Published online by Cambridge University Press: 15 May 2025
As developing countries continued to witness urbanisation at a rate never seen before in the history of humankind, the year 2008 delivered a key moment, when the global population in urban areas surpassed that of their rural counterparts for the first time in human history. Such a scale of urbanisation resulting in intensive use of resources is often linked with environmental challenges including climate change that can make human life unsustainable on planet Earth. This has put the need for long-term sustainable development at the heart of any such urbanisation. The case is acutely severe in the Global South as countries such as India, China and Nigeria will be responsible for 35 per cent of the increase in urban population worldwide from 2018 to 2050 (UNPD, 2018). Thus, with such a large majority of the population living in the cities, it is crucial to solve the contradictions of developing these areas in a sustainable manner. This has resulted in a range of initiatives and scholarly discussions around technology's possible role in resolving climate change and sustainability issues.
Proponents argue that urbanisation should be seen less as a challenge and more as an opportunity to deliver economic growth and infrastructural upgrades while also addressing associated environmental concerns. Here, technology, and more specifically information and communications technology (ICT), is often proffered as a panacea to deliver sustainable urban development, addressing the challenges while maximising the opportunities.

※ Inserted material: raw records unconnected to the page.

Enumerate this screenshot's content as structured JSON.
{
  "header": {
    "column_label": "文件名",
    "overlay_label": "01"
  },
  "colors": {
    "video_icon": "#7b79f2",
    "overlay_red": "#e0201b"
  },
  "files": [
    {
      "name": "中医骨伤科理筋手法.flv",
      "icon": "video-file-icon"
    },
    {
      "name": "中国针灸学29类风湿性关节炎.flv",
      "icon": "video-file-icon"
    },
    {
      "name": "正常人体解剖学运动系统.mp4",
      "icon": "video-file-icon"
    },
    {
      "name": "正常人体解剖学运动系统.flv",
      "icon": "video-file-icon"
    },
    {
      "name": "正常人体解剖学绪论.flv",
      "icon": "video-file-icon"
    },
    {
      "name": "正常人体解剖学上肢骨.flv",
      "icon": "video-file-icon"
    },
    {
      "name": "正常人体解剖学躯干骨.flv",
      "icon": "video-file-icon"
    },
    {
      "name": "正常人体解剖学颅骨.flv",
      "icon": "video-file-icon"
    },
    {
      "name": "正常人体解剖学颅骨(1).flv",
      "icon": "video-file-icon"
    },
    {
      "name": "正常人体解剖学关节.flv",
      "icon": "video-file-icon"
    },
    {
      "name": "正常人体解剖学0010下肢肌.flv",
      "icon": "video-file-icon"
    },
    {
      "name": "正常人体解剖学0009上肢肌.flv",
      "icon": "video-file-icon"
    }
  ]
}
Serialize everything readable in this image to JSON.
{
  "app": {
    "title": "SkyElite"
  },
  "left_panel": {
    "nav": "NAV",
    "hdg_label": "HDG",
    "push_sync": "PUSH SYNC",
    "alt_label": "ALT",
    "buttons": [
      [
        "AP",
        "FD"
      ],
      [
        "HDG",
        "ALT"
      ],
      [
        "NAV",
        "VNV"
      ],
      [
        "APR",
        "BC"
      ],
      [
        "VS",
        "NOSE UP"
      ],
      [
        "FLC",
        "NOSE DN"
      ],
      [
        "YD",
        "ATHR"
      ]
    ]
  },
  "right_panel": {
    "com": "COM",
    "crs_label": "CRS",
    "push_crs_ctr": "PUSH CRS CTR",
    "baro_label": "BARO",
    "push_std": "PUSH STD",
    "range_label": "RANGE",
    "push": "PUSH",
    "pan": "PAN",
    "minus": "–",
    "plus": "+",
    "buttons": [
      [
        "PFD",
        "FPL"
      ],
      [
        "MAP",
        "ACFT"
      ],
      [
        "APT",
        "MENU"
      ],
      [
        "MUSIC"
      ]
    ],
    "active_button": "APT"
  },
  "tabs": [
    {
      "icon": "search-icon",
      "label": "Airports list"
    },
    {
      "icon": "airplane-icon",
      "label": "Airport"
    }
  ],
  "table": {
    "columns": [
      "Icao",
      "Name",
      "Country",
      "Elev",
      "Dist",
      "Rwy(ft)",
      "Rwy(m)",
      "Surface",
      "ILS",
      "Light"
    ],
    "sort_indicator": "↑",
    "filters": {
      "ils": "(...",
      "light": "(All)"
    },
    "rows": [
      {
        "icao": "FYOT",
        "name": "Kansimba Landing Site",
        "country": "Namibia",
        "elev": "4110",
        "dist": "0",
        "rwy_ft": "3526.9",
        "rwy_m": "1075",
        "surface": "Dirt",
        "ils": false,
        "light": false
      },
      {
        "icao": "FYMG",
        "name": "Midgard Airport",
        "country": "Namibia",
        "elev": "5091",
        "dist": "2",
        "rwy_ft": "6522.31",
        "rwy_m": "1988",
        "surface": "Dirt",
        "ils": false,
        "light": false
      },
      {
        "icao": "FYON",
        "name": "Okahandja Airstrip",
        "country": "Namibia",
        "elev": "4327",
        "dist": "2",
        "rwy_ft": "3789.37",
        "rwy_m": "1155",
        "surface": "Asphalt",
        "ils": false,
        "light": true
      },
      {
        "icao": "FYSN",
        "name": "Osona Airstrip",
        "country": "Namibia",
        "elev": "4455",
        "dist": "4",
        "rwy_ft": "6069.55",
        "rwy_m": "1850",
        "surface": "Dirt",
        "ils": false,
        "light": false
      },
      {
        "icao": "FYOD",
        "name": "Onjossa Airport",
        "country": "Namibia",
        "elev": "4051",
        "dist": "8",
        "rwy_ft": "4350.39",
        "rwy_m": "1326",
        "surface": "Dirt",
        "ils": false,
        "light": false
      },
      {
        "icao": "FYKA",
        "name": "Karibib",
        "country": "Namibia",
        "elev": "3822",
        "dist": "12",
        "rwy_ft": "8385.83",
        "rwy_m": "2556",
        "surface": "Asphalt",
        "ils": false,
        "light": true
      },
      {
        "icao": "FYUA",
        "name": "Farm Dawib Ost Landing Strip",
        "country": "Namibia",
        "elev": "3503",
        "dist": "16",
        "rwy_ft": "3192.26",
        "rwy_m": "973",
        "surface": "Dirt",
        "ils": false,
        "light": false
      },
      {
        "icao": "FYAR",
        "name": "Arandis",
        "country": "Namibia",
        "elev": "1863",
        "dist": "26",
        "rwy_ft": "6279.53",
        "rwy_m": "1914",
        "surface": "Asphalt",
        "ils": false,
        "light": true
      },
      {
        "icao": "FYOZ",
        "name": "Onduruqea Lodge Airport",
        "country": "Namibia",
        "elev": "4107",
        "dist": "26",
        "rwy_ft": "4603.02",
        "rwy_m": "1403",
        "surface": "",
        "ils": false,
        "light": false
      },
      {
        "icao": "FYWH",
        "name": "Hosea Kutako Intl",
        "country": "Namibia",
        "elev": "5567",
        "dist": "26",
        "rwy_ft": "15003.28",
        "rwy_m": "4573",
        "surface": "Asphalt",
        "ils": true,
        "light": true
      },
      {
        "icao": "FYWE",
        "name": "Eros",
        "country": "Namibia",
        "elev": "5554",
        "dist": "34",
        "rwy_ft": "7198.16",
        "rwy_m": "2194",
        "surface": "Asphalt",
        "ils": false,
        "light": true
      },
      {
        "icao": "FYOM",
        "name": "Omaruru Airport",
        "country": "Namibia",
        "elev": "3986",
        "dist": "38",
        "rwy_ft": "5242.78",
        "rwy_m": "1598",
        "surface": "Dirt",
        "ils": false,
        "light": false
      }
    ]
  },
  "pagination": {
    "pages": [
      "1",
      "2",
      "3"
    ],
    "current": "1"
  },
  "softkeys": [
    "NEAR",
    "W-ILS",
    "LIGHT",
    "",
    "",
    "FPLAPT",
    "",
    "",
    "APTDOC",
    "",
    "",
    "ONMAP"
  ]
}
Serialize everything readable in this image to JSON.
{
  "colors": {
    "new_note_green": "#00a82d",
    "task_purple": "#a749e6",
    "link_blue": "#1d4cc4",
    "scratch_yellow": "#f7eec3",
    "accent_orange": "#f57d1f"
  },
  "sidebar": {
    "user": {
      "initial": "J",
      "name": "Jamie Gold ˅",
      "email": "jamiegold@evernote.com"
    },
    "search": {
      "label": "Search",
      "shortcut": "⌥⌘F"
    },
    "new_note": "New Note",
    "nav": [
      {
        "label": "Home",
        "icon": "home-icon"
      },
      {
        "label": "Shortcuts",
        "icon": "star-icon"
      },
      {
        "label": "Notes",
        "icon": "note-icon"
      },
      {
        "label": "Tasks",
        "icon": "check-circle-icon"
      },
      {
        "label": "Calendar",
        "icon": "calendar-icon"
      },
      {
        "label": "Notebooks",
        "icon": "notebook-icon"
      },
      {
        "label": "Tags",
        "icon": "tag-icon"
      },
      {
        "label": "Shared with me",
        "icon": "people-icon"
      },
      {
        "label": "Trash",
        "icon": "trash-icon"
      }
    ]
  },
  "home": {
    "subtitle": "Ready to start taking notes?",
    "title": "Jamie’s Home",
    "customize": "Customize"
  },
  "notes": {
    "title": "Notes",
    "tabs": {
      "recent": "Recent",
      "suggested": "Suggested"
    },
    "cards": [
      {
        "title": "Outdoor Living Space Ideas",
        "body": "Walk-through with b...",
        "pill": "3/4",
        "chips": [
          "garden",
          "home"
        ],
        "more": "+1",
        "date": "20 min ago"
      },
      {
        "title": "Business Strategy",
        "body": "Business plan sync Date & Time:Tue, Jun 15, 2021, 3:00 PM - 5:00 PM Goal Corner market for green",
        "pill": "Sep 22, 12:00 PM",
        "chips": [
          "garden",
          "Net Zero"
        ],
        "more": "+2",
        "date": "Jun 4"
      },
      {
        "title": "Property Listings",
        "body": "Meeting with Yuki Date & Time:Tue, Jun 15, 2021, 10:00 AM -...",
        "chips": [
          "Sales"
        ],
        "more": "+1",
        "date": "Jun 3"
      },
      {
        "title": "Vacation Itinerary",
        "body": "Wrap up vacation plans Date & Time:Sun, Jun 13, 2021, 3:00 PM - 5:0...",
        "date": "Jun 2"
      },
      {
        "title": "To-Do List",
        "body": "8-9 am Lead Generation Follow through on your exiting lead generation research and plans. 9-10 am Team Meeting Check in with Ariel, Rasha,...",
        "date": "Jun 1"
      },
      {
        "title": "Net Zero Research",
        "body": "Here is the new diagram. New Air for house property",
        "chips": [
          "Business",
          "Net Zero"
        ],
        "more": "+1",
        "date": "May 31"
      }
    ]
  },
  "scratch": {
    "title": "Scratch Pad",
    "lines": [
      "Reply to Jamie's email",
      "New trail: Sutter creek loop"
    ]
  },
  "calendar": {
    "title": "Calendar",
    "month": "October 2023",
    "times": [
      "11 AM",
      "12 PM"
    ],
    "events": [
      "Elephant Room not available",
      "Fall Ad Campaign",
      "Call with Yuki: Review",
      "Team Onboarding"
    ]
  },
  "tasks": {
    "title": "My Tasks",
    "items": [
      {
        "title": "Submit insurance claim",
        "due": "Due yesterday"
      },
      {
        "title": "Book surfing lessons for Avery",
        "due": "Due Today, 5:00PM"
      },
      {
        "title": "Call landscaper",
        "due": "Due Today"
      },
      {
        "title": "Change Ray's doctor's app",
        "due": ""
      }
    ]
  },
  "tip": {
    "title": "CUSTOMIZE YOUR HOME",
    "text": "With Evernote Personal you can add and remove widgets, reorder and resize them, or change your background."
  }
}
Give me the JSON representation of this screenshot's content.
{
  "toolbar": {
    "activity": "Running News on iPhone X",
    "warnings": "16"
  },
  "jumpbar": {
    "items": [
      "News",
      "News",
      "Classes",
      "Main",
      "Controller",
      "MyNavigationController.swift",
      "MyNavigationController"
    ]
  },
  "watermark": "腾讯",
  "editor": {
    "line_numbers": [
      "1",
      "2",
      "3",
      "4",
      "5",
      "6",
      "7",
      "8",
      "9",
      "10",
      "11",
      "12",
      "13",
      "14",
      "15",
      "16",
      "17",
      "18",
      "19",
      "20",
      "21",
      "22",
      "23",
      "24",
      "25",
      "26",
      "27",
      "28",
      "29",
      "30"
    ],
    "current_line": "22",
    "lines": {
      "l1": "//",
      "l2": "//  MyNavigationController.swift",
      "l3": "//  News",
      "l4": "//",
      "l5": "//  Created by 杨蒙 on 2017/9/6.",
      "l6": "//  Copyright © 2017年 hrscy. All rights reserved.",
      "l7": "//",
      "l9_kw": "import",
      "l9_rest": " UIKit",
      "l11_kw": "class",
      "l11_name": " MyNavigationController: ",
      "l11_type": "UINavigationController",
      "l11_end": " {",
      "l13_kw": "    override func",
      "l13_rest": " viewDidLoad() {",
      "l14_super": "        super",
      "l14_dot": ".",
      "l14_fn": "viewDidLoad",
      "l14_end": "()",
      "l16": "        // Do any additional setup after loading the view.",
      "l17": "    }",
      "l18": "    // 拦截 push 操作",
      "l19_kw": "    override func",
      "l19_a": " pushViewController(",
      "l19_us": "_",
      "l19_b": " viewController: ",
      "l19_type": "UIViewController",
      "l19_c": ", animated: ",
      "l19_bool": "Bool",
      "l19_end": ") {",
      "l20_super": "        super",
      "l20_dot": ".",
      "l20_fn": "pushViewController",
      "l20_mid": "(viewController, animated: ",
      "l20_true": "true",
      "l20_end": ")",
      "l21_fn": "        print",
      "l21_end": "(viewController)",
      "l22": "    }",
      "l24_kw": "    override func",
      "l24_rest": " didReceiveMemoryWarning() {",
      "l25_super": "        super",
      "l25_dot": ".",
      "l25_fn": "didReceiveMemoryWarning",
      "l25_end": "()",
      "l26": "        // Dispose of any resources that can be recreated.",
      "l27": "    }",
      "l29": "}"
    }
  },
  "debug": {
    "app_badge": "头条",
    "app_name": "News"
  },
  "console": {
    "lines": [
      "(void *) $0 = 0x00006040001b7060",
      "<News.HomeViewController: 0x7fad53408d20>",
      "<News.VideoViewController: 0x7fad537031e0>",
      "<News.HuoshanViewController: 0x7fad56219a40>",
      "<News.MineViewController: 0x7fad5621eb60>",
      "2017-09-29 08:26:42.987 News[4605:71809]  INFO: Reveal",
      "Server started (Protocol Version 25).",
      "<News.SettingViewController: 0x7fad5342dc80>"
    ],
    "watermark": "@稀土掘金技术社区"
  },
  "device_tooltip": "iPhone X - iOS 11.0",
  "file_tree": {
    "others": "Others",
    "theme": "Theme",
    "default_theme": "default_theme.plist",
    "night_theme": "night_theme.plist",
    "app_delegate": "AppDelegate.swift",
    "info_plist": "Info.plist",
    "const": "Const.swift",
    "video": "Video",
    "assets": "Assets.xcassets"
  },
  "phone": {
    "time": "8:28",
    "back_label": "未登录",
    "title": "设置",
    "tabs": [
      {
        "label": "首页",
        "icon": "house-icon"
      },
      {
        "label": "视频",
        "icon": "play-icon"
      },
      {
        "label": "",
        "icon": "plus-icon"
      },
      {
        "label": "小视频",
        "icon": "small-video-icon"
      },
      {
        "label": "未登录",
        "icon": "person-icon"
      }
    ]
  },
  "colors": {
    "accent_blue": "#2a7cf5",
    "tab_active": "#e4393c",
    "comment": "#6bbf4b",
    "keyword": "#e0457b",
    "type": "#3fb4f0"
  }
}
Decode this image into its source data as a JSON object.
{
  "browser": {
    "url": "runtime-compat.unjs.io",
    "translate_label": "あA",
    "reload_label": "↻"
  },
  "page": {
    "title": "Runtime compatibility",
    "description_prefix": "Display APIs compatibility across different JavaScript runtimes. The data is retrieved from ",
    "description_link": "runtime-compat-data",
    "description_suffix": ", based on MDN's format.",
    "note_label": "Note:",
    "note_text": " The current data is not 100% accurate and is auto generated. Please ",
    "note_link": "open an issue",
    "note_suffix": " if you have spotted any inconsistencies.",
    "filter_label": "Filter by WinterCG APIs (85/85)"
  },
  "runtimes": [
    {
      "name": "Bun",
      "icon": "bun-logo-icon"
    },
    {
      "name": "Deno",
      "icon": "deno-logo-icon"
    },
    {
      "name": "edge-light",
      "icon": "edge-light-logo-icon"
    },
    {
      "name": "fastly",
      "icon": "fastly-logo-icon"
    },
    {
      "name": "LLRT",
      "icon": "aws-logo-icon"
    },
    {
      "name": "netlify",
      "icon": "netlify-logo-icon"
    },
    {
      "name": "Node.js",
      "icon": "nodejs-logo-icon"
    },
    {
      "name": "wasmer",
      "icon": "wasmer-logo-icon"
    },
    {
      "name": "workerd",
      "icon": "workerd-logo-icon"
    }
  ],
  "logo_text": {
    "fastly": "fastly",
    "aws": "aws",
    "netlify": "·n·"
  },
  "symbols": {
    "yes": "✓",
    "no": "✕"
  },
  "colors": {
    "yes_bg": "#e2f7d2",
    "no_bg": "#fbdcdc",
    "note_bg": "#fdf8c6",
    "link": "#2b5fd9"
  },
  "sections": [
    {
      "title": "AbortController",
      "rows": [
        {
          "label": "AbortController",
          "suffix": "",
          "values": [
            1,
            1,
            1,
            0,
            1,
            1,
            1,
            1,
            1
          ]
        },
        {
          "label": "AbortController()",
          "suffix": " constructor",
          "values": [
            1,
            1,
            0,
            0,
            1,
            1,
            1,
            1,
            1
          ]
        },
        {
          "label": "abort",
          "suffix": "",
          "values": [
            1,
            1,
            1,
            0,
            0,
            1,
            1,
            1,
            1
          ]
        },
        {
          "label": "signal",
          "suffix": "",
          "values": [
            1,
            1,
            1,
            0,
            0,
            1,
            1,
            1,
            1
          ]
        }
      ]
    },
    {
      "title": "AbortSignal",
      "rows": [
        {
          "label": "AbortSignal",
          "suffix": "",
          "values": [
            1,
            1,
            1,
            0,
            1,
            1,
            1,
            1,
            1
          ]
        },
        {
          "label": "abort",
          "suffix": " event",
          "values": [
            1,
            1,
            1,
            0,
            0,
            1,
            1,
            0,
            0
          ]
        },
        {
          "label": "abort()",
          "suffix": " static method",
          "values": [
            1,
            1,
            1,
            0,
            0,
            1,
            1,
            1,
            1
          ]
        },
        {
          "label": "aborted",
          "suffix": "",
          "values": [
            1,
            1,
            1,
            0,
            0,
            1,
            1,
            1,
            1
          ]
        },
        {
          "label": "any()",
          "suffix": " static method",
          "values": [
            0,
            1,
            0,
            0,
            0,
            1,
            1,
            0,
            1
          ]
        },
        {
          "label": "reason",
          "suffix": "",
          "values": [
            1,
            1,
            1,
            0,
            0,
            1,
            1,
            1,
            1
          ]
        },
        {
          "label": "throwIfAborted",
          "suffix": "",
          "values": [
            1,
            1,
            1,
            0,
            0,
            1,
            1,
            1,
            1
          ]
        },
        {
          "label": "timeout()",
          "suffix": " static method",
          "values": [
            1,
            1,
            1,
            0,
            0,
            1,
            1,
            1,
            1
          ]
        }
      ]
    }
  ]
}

When ICT is applied at the scale of cities and towns, what we have are smart cities: ‘places where information technology is combined with infrastructure, architecture, everyday objects and our own bodies to address social, economic and environmental problems’ (Townsend, 2013: 15). ICT's growing dominance is evident in the global smart city industry's valuation at USD 549.1 billion in 2023, a total that is expected to reach more than a trillion dollars by 2028 (Statista, 2024).
India, the most populated country as of 2024, has arguably been the epicentre of such rapid urbanisation and infrastructural transformations, including smart cities. In 2015, for example, the prime minister of India, Narendra Modi, launched the National Smart Cities Mission, a multibillion-dollar project to upgrade 100 existing Indian cities to smart cities.